Her peer group is through the savaged shuttle-bay doors, the breach sealed up behind them to minimize pressure loss. She has just had a brief window of radio contact with other groups, a hurried catch-up before the giants change their own frequency and obliterate all the others with their invisible storm. There are six separate peer groups within the great ship now, several of them in a section that had no air of its own. Attempts to coordinate are hopeless. Every troop is on its own.
They encounter the first defenders shortly afterwards: perhaps twenty giants arriving with violent intent before the spiders can set up their large-scale weapons. The vibrations of the enemy’s approach serves as forewarning of an almost absurd degree, and Portia’s band – a dozen of them now – are able to set an ambush. A hastily woven spring trap catches the front-running giants in a mess of poorly constructed webbing – not enough to hold them for long, but enough to drag them to a stop where their fellows will crash into them. They have weapons – not just the lethally swift projectiles of their compatriots outside, but also a kind of focused vibration that runs like mad screaming through every fibre of Portia’s body, shocking all the spiders into motionlessness, and killing one outright.

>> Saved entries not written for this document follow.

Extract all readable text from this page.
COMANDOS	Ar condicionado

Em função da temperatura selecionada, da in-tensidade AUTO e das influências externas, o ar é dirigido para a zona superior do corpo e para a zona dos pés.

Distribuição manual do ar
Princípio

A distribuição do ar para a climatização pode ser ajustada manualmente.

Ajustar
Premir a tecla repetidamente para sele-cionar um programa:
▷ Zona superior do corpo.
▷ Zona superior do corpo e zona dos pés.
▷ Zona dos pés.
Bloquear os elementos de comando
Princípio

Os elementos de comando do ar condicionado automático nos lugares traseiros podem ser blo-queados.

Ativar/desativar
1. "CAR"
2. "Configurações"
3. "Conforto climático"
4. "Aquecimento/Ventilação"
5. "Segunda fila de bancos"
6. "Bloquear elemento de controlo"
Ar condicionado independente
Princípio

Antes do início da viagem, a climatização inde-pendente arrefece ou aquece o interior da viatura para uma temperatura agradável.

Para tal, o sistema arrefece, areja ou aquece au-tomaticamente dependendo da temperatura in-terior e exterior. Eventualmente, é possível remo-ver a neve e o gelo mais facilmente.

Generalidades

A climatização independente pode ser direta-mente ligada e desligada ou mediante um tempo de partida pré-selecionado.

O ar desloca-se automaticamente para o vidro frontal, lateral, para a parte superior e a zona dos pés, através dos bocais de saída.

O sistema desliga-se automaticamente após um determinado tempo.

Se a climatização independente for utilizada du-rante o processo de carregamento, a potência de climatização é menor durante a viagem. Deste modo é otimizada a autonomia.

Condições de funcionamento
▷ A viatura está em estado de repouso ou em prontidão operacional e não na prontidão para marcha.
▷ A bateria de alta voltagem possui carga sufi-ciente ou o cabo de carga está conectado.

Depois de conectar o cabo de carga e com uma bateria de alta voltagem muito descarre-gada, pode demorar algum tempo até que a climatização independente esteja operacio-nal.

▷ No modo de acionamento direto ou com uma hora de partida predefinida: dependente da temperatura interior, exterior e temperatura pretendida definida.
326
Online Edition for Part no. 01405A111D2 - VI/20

Then the spiders begin shooting back. The weapons slung beneath their bodies are far slower than bullets, closer to the ancient slingshots Portia’s ancestors used. Their ammunition is three-pronged glass darts, formed to spin in flight. Here, in gravity, their range is relatively short, but the interior of the Gilgamesh does not allow for much long-distance marksmanship anyway. Portia and her peers are, at the very least, extremely good shots, excellent judges of distance and relative motion. Some of the giants wear armour like those outside; most do not.
When the darts draw blood, they snap, tips shearing off and their contents being forced into the curiously elaborate circulatory systems the giants boast, to be hurried about their bodies by their own racing metabolisms. Only a tiny amount is needed for full effect, and the carefully measured concoction works very swiftly, going straight for the brain. Portia watches the giants drop, spasming and going rigid, one by one. The few armoured enemy are dealt with by the more risky approach of direct injection. Portia loses four of her squad and knows that, if the ambush had failed, they might all have died.
Still, their numbers within the ship are growing steadily. Whilst she would rather survive, she has always accepted the reasonable chance that this mission would mean her death.
Her field-chemist is still alive and ready for orders. Portia does not stint. The Messenger said there will be vents to allow circulation of air about the vessel. The precise logistics of keeping the living quarters of an ark ship supplied with breathable air are somewhat beyond Portia’s understanding, but Avrana Kern’s information has been understood to the degree required.
Their hairy bodies sensitive to movement even through their vacuum coating, the spiders quickly track down the faint motion of air from the vents. Out there, Portia knows, there will be armies of giants mustering, no doubt expecting the spiders to come against them. But that is not the plan.